Я решил отправиться к окрепшему после ранения Лорду Глорфинделю, чтобы узнать у него о последних часах жизни Аранвэ Альвиона.
После визита Серлотэли и ее матери Златовласый Лорд пребывал в приподнятом настроении духа. Не смея еще рассчитывать на ответную симпатию той же силы, что охватила его самого, со стороны сестры, Глорфиндель все же надеялся, что со временем сможет завоевать ее доверие и любовь. Он был ласков и внимателен к ней, горя желанием показать Серлотэли, как дорого ему время, проведенное в ее обществе.
— Ты, Воронвэ, — ее ближайший родственник по мужской линии, — обратился он ко мне, стоило мне появиться на пороге террасы, где он отдыхал. — А потому я прошу у тебя позволения сделать Серлотэль мой супругой.
— Вы уже говорили с ней об этом? Ведь вы знакомы всего неделю! — удивился я.
— Для того, чтобы знать, что она — моя Вечность, мне вовсе не нужно быть знакомым с ней полтысячи лет! — отвечал Лорд из ваниар. — Однако я намерен неукоснительно соблюдать все предписываемые обычаем сроки и буду ждать ровно год, прежде чем смогу назвать ее своей.
— Вы объяснились?! — снова спросил я в замешательстве.

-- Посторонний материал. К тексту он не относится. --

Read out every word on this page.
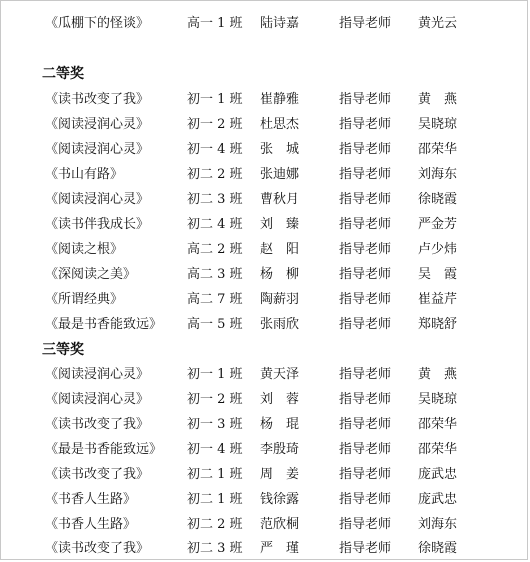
《瓜棚下的怪谈》	高一 1 班 陆诗嘉	指导老师 黄光云
二等奖
《读书改变了我》	初一 1 班 崔静雅	指导老师 黄　燕
《阅读浸润心灵》	初一 2 班 杜思杰	指导老师 吴晓琼
《阅读浸润心灵》	初一 4 班 张　城	指导老师 邵荣华
《书山有路》	初二 2 班 张迪娜	指导老师 刘海东
《阅读浸润心灵》	初二 3 班 曹秋月	指导老师 徐晓霞
《读书伴我成长》	初二 4 班 刘　臻	指导老师 严金芳
《阅读之根》	高二 2 班 赵　阳	指导老师 卢少炜
《深阅读之美》	高二 3 班 杨　柳	指导老师 吴　霞
《所谓经典》	高二 7 班 陶薪羽	指导老师 崔益芹
《最是书香能致远》 高一 5 班 张雨欣	指导老师 郑晓舒
三等奖
《阅读浸润心灵》	初一 1 班 黄天泽	指导老师 黄　燕
《阅读浸润心灵》	初一 2 班 刘　蓉	指导老师 吴晓琼
《读书改变了我》	初一 3 班 杨　琨	指导老师 邵荣华
《最是书香能致远》 初一 4 班 李殷琦	指导老师 邵荣华
《读书改变了我》	初二 1 班 周　姜	指导老师 庞武忠
《书香人生路》	初二 1 班 钱徐露	指导老师 庞武忠
《书香人生路》	初二 2 班 范欣桐	指导老师 刘海东
《读书改变了我》	初二 3 班 严　瑾	指导老师 徐晓霞
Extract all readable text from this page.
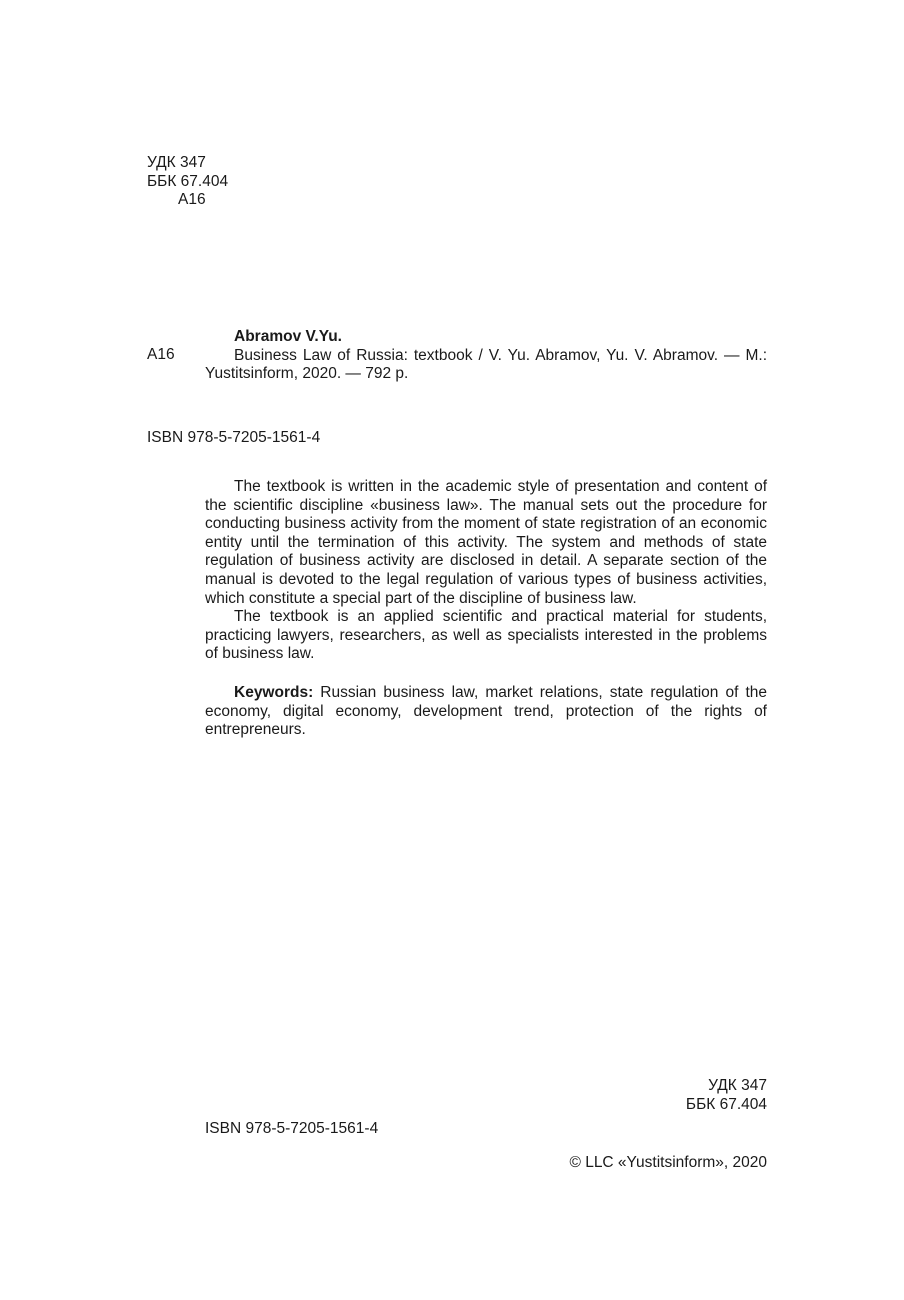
УДК 347
ББК 67.404
А16
А16
Abramov V.Yu.
Business Law of Russia: textbook / V. Yu. Abramov, Yu. V. Abramov. — M.: Yustitsinform, 2020. — 792 p.
ISBN 978-5-7205-1561-4

The textbook is written in the academic style of presentation and content of the scientific discipline «business law». The manual sets out the procedure for conducting business activity from the moment of state registration of an economic entity until the termination of this activity. The system and methods of state regulation of business activity are disclosed in detail. A separate section of the manual is devoted to the legal regulation of various types of business activities, which constitute a special part of the discipline of business law.

The textbook is an applied scientific and practical material for students, practicing lawyers, researchers, as well as specialists interested in the problems of business law.

Keywords: Russian business law, market relations, state regulation of the economy, digital economy, development trend, protection of the rights of entrepreneurs.
УДК 347
ББК 67.404
ISBN 978-5-7205-1561-4
© LLC «Yustitsinform», 2020
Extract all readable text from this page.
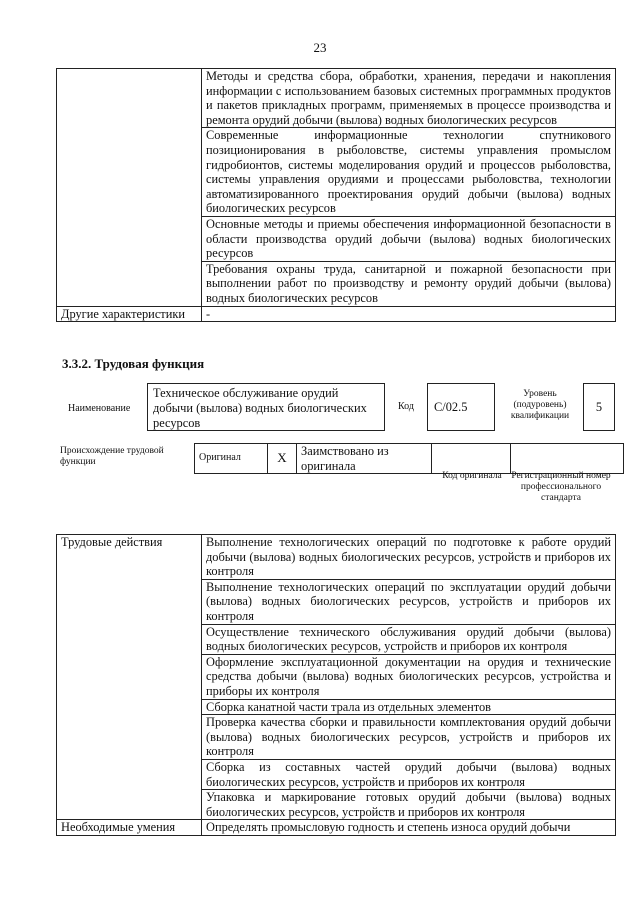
23
	Методы и средства сбора, обработки, хранения, передачи и накопления информации с использованием базовых системных программных продуктов и пакетов прикладных программ, применяемых в процессе производства и ремонта орудий добычи (вылова) водных биологических ресурсов
	Современные информационные технологии спутникового позиционирования в рыболовстве, системы управления промыслом гидробионтов, системы моделирования орудий и процессов рыболовства, системы управления орудиями и процессами рыболовства, технологии автоматизированного проектирования орудий добычи (вылова) водных биологических ресурсов
	Основные методы и приемы обеспечения информационной безопасности в области производства орудий добычи (вылова) водных биологических ресурсов
	Требования охраны труда, санитарной и пожарной безопасности при выполнении работ по производству и ремонту орудий добычи (вылова) водных биологических ресурсов
Другие характеристики	-
3.3.2. Трудовая функция
Наименование
Техническое обслуживание орудий добычи (вылова) водных биологических ресурсов
Код	С/02.5
Уровень (подуровень) квалификации
5
Происхождение трудовой функции	Оригинал	X	Заимствовано из оригинала		
Код оригинала	Регистрационный номер профессионального стандарта
Трудовые действия	Выполнение технологических операций по подготовке к работе орудий добычи (вылова) водных биологических ресурсов, устройств и приборов их контроля
	Выполнение технологических операций по эксплуатации орудий добычи (вылова) водных биологических ресурсов, устройств и приборов их контроля
	Осуществление технического обслуживания орудий добычи (вылова) водных биологических ресурсов, устройств и приборов их контроля
	Оформление эксплуатационной документации на орудия и технические средства добычи (вылова) водных биологических ресурсов, устройства и приборы их контроля
	Сборка канатной части трала из отдельных элементов
	Проверка качества сборки и правильности комплектования орудий добычи (вылова) водных биологических ресурсов, устройств и приборов их контроля
	Сборка из составных частей орудий добычи (вылова) водных биологических ресурсов, устройств и приборов их контроля
	Упаковка и маркирование готовых орудий добычи (вылова) водных биологических ресурсов, устройств и приборов их контроля
Необходимые умения	Определять промысловую годность и степень износа орудий добычи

— Я хотел предложить ей себя, как только моя рана окончательно заживет, — невозмутимо отвечал Глорфиндель. — И предупреждаю тебя, что уже через два дня я отправлюсь в дом прекрасной Серлотэли, чтобы преподнести ей кольцо и просить принять его и мое восхищение!
— Невероятно! — вырвалось у меня.
Хотел бы я знать, чем сестра смогла покорить Лорда Золотого Цветка, которого в Гондолине называли «каменной статуей» за его неприступность и бесстрастность? Я не мог вспомнить, чтобы Глорфиндель ухаживал за кем-то в то время. Возрожденный, он казался все тем же, но, в то же время, бремя проклятья Валар уже не довлело над ним.
— Я пришел, чтобы говорить о другом, господин мой и друг, — начал я.
— Называй меня на «ты», как равного тебе! — прервал он мою речь. — Ты — сын моего друга, благородного Аранвэ, брат моей возлюбленной, Леди Серлотэль Аранвиэль. Мы равны в доблести и бесстрашии, друг мой Воронвэ.
— Хорошо, — я склонил перед ним голову. — Я пришел к тебе, чтобы говорить о моем отце. Ты обещал, что расскажешь о последних днях и часах его жизни. Прошу, сейчас я готов услышать твой рассказ.
Произнеся это, я сел на стоявшую рядом оттоманку, приготовившись слушать.
— Быть посему, — согласно кивнул Глорфиндель, усаживаясь рядом. — Я обещал тебе и сдержу мое слово.
Он тяжело вздохнул и заговорил снова:
— Когда Владыка откликнулся на призыв Верховного Короля нолдор и старшего брата, твой отец, как и я, и многие другие, кто входил в круг первых слуг Тургона, стал собираться на битву с Тьмой. Мы выступили большим хорошо вооруженным войском, полные надежд на скорую победу над Всеобщим Врагом. Аранвэ был из тех, кто надеялся сильнее прочих. Он был искуснее многих во владении мечами, многих превзошел в меткости стрельбы из лука и вел своего коня, исполненный гордости, а знамя Гондолина развивалось в его руке.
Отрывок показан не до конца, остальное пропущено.